SP Paul Maholm - This 31-in-June starter enjoyed his most successful season in 2012, while splitting time between the Cubs and Braves. Who knows if he'd want to return to a rebuilding project, but he has a career 4.26 ERA - not bad for a #4 or #5 starter.
SP Edwin Jackson - It'd be amusing if the Cubs nabbed Shields and Jackson, rejoining them with Matt Garza, assuming Garz is healthy to pitch in '13. Jackson will be 29 for the majority of next season, and he pitched well in Washington in '12, winning 10 and posting an ERA of 4.03.
SP Joe Saunders - The 32-next-year year-old lefty may be a reasonable option for the team. Saunders has a career ERA of 4.15, pitched effectively in Arizona, and has a WHIP in the mid 1.3's.
SP Tim Stauffer - A Padre, this 30-year-old starter has a career ERA of 3.94, with a WHIP of 1.32. If Hoyer decides to go with the players he knows, he may very well attempt to nab Stauffer for a reasonable price. Of course, expectations should be minimal - Stauff missed most of '12 due to issues with a tendon in his elbow.
SP Dustin Moseley - Another Padre who posted a good ERA in 2011 before missing almost all of 2012, Moseley will be 31 next year. In his last healthy season, his ERA was 3.30 and his WHIP was 1.275. Healthy being a subjective term, as he pitched in only 20 games. Moseley suffers from shoulder issues.
SP Scott Baker - Baker is a talented pitcher who missed all of 2012. I anticipate someone will invite him to Spring Training. He has a career 4.15 ERA. If he can find his stuff, he'd be an asset on any team.
Last Ditch Options
SP Gavin Floyd - 30 years old, Floyd has a career ERA of 4.46 and WHIP of 1.33. Not spectacular, but he's generally reliable , consistently mediocre, and would probably be a worthy arm to add if he's not expecting to make more than his 2012 salary.
SP Kevin Correia - 32 years old, Correia has a fairly high career WHIP (1.41) along with an unspectacular 4.54 career ERA. Nevertheless, his numbers are slightly better than his career averages and he would be a reasonable choice for the fifth spot in the rotation.

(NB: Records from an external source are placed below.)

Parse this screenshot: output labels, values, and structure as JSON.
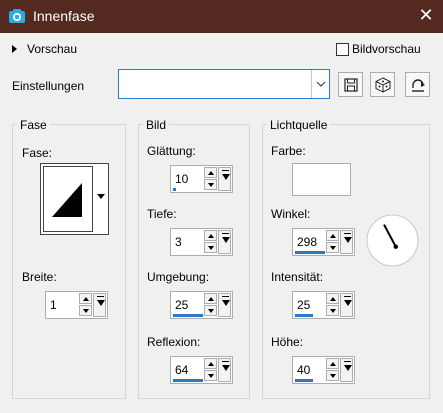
{
  "window": {
    "title": "Innenfase",
    "close_glyph": "✕"
  },
  "preview": {
    "toggle_label": "Vorschau",
    "bildvorschau_label": "Bildvorschau",
    "bildvorschau_checked": false
  },
  "einstellungen": {
    "label": "Einstellungen",
    "value": "",
    "buttons": [
      "save-icon",
      "dice-icon",
      "reset-icon"
    ]
  },
  "fase_group": {
    "title": "Fase",
    "fase_label": "Fase:",
    "breite_label": "Breite:",
    "breite_value": "1"
  },
  "bild_group": {
    "title": "Bild",
    "glaettung_label": "Glättung:",
    "glaettung_value": "10",
    "glaettung_fill": 0.1,
    "tiefe_label": "Tiefe:",
    "tiefe_value": "3",
    "tiefe_fill": 0.0,
    "umgebung_label": "Umgebung:",
    "umgebung_value": "25",
    "umgebung_fill": 1.0,
    "reflexion_label": "Reflexion:",
    "reflexion_value": "64",
    "reflexion_fill": 1.0
  },
  "licht_group": {
    "title": "Lichtquelle",
    "farbe_label": "Farbe:",
    "farbe_color": "#ffffff",
    "winkel_label": "Winkel:",
    "winkel_value": "298",
    "winkel_fill": 1.0,
    "intensitaet_label": "Intensität:",
    "intensitaet_value": "25",
    "intensitaet_fill": 0.6,
    "hoehe_label": "Höhe:",
    "hoehe_value": "40",
    "hoehe_fill": 0.6
  },
  "colors": {
    "titlebar": "#54291f",
    "accent": "#2b79c6",
    "dialog_bg": "#f0f0f0"
  }
}
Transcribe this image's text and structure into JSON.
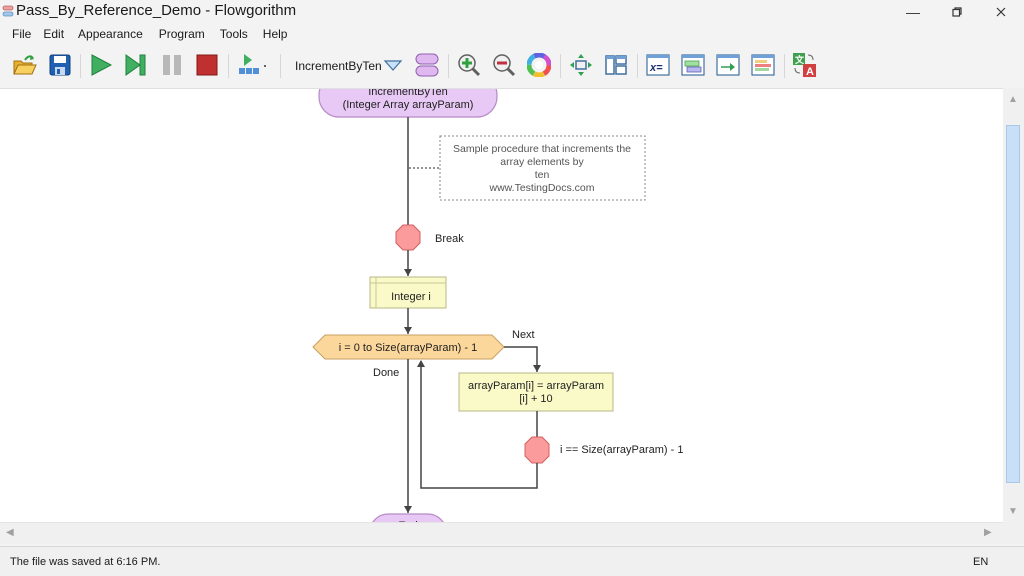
{
  "window": {
    "title": "Pass_By_Reference_Demo - Flowgorithm",
    "minimize_icon": "minimize-icon",
    "maximize_icon": "restore-icon",
    "close_icon": "close-icon"
  },
  "menu": {
    "items": [
      "File",
      "Edit",
      "Appearance",
      "Program",
      "Tools",
      "Help"
    ]
  },
  "toolbar": {
    "buttons": [
      {
        "name": "open-button",
        "icon": "open-folder-icon"
      },
      {
        "name": "save-button",
        "icon": "save-disk-icon"
      },
      {
        "name": "run-button",
        "icon": "play-icon"
      },
      {
        "name": "step-button",
        "icon": "step-icon"
      },
      {
        "name": "pause-button",
        "icon": "pause-icon"
      },
      {
        "name": "stop-button",
        "icon": "stop-icon"
      },
      {
        "name": "run-speed-button",
        "icon": "run-speed-icon"
      },
      {
        "name": "procedure-dropdown",
        "icon": "dropdown-triangle-icon"
      },
      {
        "name": "manage-functions-button",
        "icon": "functions-icon"
      },
      {
        "name": "zoom-in-button",
        "icon": "zoom-in-icon"
      },
      {
        "name": "zoom-out-button",
        "icon": "zoom-out-icon"
      },
      {
        "name": "color-theme-button",
        "icon": "color-wheel-icon"
      },
      {
        "name": "layout-button",
        "icon": "layout-arrows-icon"
      },
      {
        "name": "windows-layout-button",
        "icon": "panels-icon"
      },
      {
        "name": "variable-watch-button",
        "icon": "variable-watch-icon"
      },
      {
        "name": "source-code-button",
        "icon": "source-code-icon"
      },
      {
        "name": "console-button",
        "icon": "console-icon"
      },
      {
        "name": "chart-button",
        "icon": "chart-window-icon"
      },
      {
        "name": "translate-button",
        "icon": "translate-icon"
      }
    ],
    "procedure_selected": "IncrementByTen"
  },
  "flowchart": {
    "start_line1": "IncrementByTen",
    "start_line2": "(Integer Array arrayParam)",
    "comment_lines": [
      "Sample procedure that increments the",
      "array elements by",
      "ten",
      "www.TestingDocs.com"
    ],
    "break1_label": "Break",
    "declare_label": "Integer i",
    "for_label": "i = 0 to Size(arrayParam) - 1",
    "next_label": "Next",
    "done_label": "Done",
    "assign_line1": "arrayParam[i] = arrayParam",
    "assign_line2": "[i] + 10",
    "break2_label": "i == Size(arrayParam) - 1",
    "end_label": "End",
    "colors": {
      "terminal_fill": "#e8c8f4",
      "terminal_stroke": "#b58ac6",
      "break_fill": "#fb9b9b",
      "break_stroke": "#d06060",
      "process_fill": "#fafac8",
      "process_stroke": "#b8b888",
      "loop_fill": "#fbd79b",
      "loop_stroke": "#c8a060"
    }
  },
  "status": {
    "message": "The file was saved at 6:16 PM.",
    "language": "EN"
  }
}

SP Ervin Santana - 30 years old, Santana has a career 4.33 ERA and 1.30 WHIP. He's demonstrated a decent amount of effectiveness in the past, striking out close to 1 batter per inning pitched. The Angels have a team option for 13 million, which they'd be crazy to exercise. Then again, he made 8 million this year and will likely be seeking close to 13 on the market.

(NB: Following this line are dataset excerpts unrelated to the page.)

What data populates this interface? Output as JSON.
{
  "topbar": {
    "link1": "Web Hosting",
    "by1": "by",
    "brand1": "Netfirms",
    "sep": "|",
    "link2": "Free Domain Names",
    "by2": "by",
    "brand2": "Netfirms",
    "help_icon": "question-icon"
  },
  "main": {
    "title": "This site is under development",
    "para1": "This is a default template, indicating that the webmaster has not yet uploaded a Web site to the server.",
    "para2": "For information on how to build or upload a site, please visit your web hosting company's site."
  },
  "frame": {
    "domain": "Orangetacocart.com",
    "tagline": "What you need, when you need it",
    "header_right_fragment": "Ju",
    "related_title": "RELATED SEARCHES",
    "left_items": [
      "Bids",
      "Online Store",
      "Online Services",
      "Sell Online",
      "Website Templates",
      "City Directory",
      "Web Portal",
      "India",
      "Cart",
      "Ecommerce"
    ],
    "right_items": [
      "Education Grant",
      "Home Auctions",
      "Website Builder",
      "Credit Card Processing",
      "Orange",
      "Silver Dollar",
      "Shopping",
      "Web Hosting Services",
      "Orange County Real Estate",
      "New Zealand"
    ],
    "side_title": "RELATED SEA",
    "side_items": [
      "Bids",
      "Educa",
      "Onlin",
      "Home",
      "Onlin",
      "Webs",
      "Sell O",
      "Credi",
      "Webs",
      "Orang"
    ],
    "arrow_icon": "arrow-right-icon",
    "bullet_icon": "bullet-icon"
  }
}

SP Francisco Liriano - 29 years old, I still remember when Liriano was the next big thing. He went 12-3 with 144 K's in 121 innings in his rookie year, and has done little since. Still, Liriano is young and has good movement on his pitches. In 2012 he split time between Minnesota and Chicago, posting an ERA of 5.34 but striking out 167 in 156.2 innings of work. Maybe he is still young enough to get his groove back. One thing's for sure - he shouldn't earn more than the 5.5 million he made in 2012.

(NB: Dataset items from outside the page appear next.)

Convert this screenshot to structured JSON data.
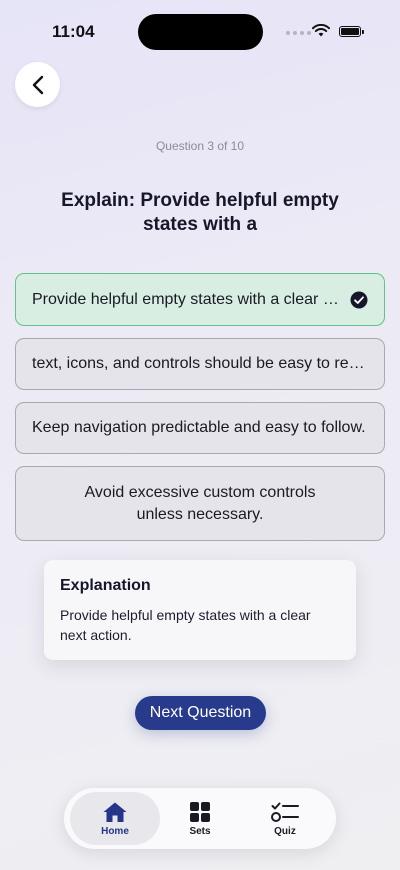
{
  "status": {
    "time": "11:04"
  },
  "quiz": {
    "counter": "Question 3 of 10",
    "question": "Explain: Provide helpful empty states with a",
    "options": [
      {
        "text": "Provide helpful empty states with a clear next action.",
        "state": "correct"
      },
      {
        "text": "text, icons, and controls should be easy to read.",
        "state": "default"
      },
      {
        "text": "Keep navigation predictable and easy to follow.",
        "state": "default"
      },
      {
        "text": "Avoid excessive custom controls\nunless necessary.",
        "state": "default"
      }
    ]
  },
  "explanation": {
    "title": "Explanation",
    "body": "Provide helpful empty states with a clear next action."
  },
  "actions": {
    "next_label": "Next Question"
  },
  "tabbar": {
    "items": [
      {
        "label": "Home",
        "icon": "home-icon",
        "active": true
      },
      {
        "label": "Sets",
        "icon": "grid-icon",
        "active": false
      },
      {
        "label": "Quiz",
        "icon": "checklist-icon",
        "active": false
      }
    ]
  },
  "colors": {
    "accent": "#283A8C",
    "correct_bg": "#D8EEE3",
    "correct_border": "#5CC58A"
  }
}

For a team hungry for pitching, these players present a lot of options for the Cubs. None of these guys are game breakers, but a handful could be tremendously valuable in the rotation. I'd actually be a bit surprised to see all of these guys reach the market - most should be nabbed up by their current team. Hell, some might already be gone. Hopefully, though, the Cubs can swing a deal for a few. Even Liriano, Santana, Correia, or Floyd would be better choices than most of the lifeless uniforms the Cubs trotted out to the mound last year.
As to the bullpen, I'm not going to bother with an in depth look. There are a lot of players available, and this type of analysis takes a long time and is exhausting. But hey - if you want to guest blog it yourself, please feel free. And if you think I'm totally nuts on my views, let me know. Then again, I haven't really gone into depth about what my take is on the off-season, except to say that I expect the Cubs to bring in a couple of valuable players through free agency, and to swing trades for a couple more. They can't follow the Hendry model and throw money at big names, nor should they try. I'm sure the Hoyer/Epstein Model will be much better than anything I could think of anyway.